There are a few things I did differently with this one than the last, failed bed.  First off, it's deeper and wider, so it should catch more water and should hold moisture a little better.  I've also added one of those "half barrel" water collectors to the house downspout nearest this bed, so each rain should provide about 30 gallons of water to be used at that bed's convenience. Then I added cardboard to the bottom, theoretically to stop the weed growth from beneath***.  But since it's 3-4' deep, in reality it's unnecessary; weeds aren't going to grow through that much soil. Today I filled it with leaves and will add grass compost and other rottables that should make it plantable by spring.  It might not be full, but something will be growing there.  Maybe cilantro again, which I really missed this year. Maybe Indian corn. Who knows?

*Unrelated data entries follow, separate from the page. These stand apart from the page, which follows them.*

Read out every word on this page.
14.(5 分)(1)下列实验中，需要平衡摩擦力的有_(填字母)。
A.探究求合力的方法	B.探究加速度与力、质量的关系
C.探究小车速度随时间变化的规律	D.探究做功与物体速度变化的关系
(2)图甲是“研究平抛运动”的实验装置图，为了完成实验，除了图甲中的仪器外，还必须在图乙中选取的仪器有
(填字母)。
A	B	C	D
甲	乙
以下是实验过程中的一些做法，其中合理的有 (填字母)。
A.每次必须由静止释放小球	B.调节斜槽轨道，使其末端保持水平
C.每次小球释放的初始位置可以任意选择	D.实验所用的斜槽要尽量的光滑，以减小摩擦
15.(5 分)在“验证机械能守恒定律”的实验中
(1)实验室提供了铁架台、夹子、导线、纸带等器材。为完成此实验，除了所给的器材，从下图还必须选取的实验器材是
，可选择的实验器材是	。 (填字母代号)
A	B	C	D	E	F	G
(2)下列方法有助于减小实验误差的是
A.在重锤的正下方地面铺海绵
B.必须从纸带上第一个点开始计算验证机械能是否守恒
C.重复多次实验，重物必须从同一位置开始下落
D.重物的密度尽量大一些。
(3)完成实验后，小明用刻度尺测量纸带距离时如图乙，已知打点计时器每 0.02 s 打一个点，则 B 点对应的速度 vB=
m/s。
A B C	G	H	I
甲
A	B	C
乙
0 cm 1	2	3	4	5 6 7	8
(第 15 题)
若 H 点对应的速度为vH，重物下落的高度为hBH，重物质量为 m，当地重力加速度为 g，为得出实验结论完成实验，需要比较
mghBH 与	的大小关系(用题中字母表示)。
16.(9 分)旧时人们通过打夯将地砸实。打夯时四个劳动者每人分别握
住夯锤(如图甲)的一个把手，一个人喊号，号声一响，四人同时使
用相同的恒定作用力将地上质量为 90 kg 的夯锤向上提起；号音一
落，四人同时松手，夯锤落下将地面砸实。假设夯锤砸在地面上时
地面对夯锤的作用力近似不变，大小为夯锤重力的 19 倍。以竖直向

But I also added something beneath the cardboard that I should have been using the whole time: a double layer of chicken wire, laid between dirt and cardboard.

One of those odd things I've always noted in planting is that I have mole runs in my raised beds. You reach in to plant something and woah, there's no dirt beneath the surface.  Or you water and it all runs through, soaking nothing.  There's a series of tubes, a virtual internet of nothings running through all the beds.  And why not? I work hard to create an environment in which worms thrive, and moles eat worms.  Eventually they are going to find the happy hunting grounds and make lots of convenient access tunnels.  Hopefully a couple layers of chicken wire overlapping will make such a banquet unaffordable.

If that doesn't work, you can probably look forward to another post about the antics of Digging Dog, the Anti-Farmer and inhumer of cattle femurs, who thinks the best way to catch moles is to remove the environment in which they live.

* That's not technically correct. While I am lazy, the Catch 22 for me is that I'm on a cistern well, not a deep well.  So in those times where it is most necessary for me to water the garden, my water supply is at its lowest, and much more needed in a house with 7 kids and all the dishes and clothing that go therewith.
** and a deck, seriously.
*** Really I just had a buttload of cardboard to get rid of, and beneath 4' of dirt is a good place to get rid of it.

1 comment:

  1. Your comment about being lazy made me chuckle. A lazy guy who won't water (yes I saw your note at the bottom), who goes out and builds a whole new raised bed from block. I have my own laziness quirks. I have no problem digging 4' deep holes in my garden to bury leaves and kitchen waste, but the thought of actually making a compost Ain't gonna happen.